Jadi itu adalah keingintahuannya saat bermain.
“Satu-satunya anggota keluargaku yang benar-benar kau kenal adalah Sumire. Kalau begitu, apakah dia suka merendam kaki?”
“Dia tampak menikmatinya ketika aku melihatnya.”
Midori tertawa. “Jadi aku mengingatkanmu padanya, kan? Kau tahu, itu membuatku senang.” Karena malu, Midori menceburkan kakinya sedikit ke dalam air, membuat serangkaian gelombang kecil. “Apakah kau berteman dengan kakakku, Ooboshi-kun?”
“Aku…” aku terdiam. "Aku rasa begitu. Aku belum pernah memikirkannya sebelumnya.”
“Kau menghabiskan waktu bersamanya, kan? Ada hal-hal tertentu yang kalian lakukan bersama, kan?”
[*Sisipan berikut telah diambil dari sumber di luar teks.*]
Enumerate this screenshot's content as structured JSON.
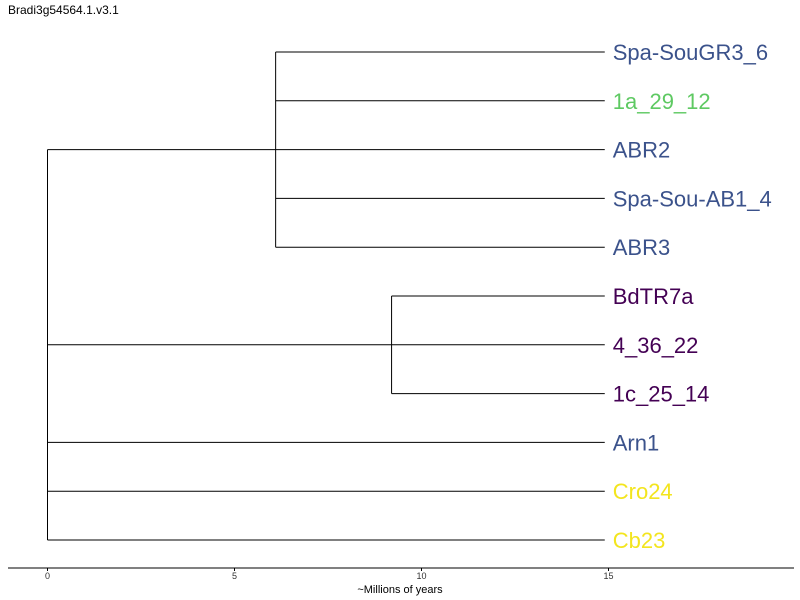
{
  "title": "Bradi3g54564.1.v3.1",
  "axis": {
    "label": "~Millions of years",
    "ticks": [
      {
        "value": 0,
        "label": "0"
      },
      {
        "value": 5,
        "label": "5"
      },
      {
        "value": 10,
        "label": "10"
      },
      {
        "value": 15,
        "label": "15"
      }
    ]
  },
  "colors": {
    "blue": "#3b528b",
    "green": "#5ec962",
    "purple": "#440154",
    "yellow": "#f3e51e"
  },
  "leaves": [
    {
      "name": "Spa-SouGR3_6",
      "color": "#3b528b"
    },
    {
      "name": "1a_29_12",
      "color": "#5ec962"
    },
    {
      "name": "ABR2",
      "color": "#3b528b"
    },
    {
      "name": "Spa-Sou-AB1_4",
      "color": "#3b528b"
    },
    {
      "name": "ABR3",
      "color": "#3b528b"
    },
    {
      "name": "BdTR7a",
      "color": "#440154"
    },
    {
      "name": "4_36_22",
      "color": "#440154"
    },
    {
      "name": "1c_25_14",
      "color": "#440154"
    },
    {
      "name": "Arn1",
      "color": "#3b528b"
    },
    {
      "name": "Cro24",
      "color": "#f3e51e"
    },
    {
      "name": "Cb23",
      "color": "#f3e51e"
    }
  ],
  "clades": [
    {
      "node_time": 6.1,
      "leaves": [
        0,
        1,
        2,
        3,
        4
      ]
    },
    {
      "node_time": 9.2,
      "leaves": [
        5,
        6,
        7
      ]
    }
  ],
  "tip_time": 14.9
}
"Yah begitulah. Aku tidak bisa menjelaskan secara spesifik, tapi aku bersumpah tidak ada yang aneh-aneh. Semoga kau percaya.”
“Hubungan kalian sepertinya cocok dengan definisi pertemanan. Itu bagus untukku.”
"Bagus untukmu?"
“Jika kau dan kakakku berteman, itu menjadikanku adik perempuan temanmu, kan?”
"Kukira." Itu adalah konsep yang sudah kurenungkan berkali-kali, tapi agak aneh mendengar Midori merujuknya. "Tunggu sebentar. Aku tidak mengerti. Mengapa itu menjadi penting?”
“Artinya kita berdua punya hubungan yang berarti dengan kakakku, dan menurutku itu membantu. Katakanlah kita pacaran dan menemui rintangan apa pun itu. Nasihat apa pun yang kita minta darinya akan seimbang, karena dia tidak akan terlalu berpihak pada salah satu dari kita. Dalam hal pernikahan, ada baiknya jika pasangannya adalah seseorang yang dikenal oleh keluarga, atau paling tidak, oleh salah satu anggota keluarga tersebut. Hal ini menurunkan risiko terjadinya drama antar kerabat.”
“Kau sudah memikirkan tentang pernikahan?!”
“Itu juga berarti aku akan tetap memiliki koneksi denganmu, meski kau langsung menolakku.”
aku menelan ludah. Dia berbicara dengan santai seolah-olah dia menawariku beberapa trivia secara acak.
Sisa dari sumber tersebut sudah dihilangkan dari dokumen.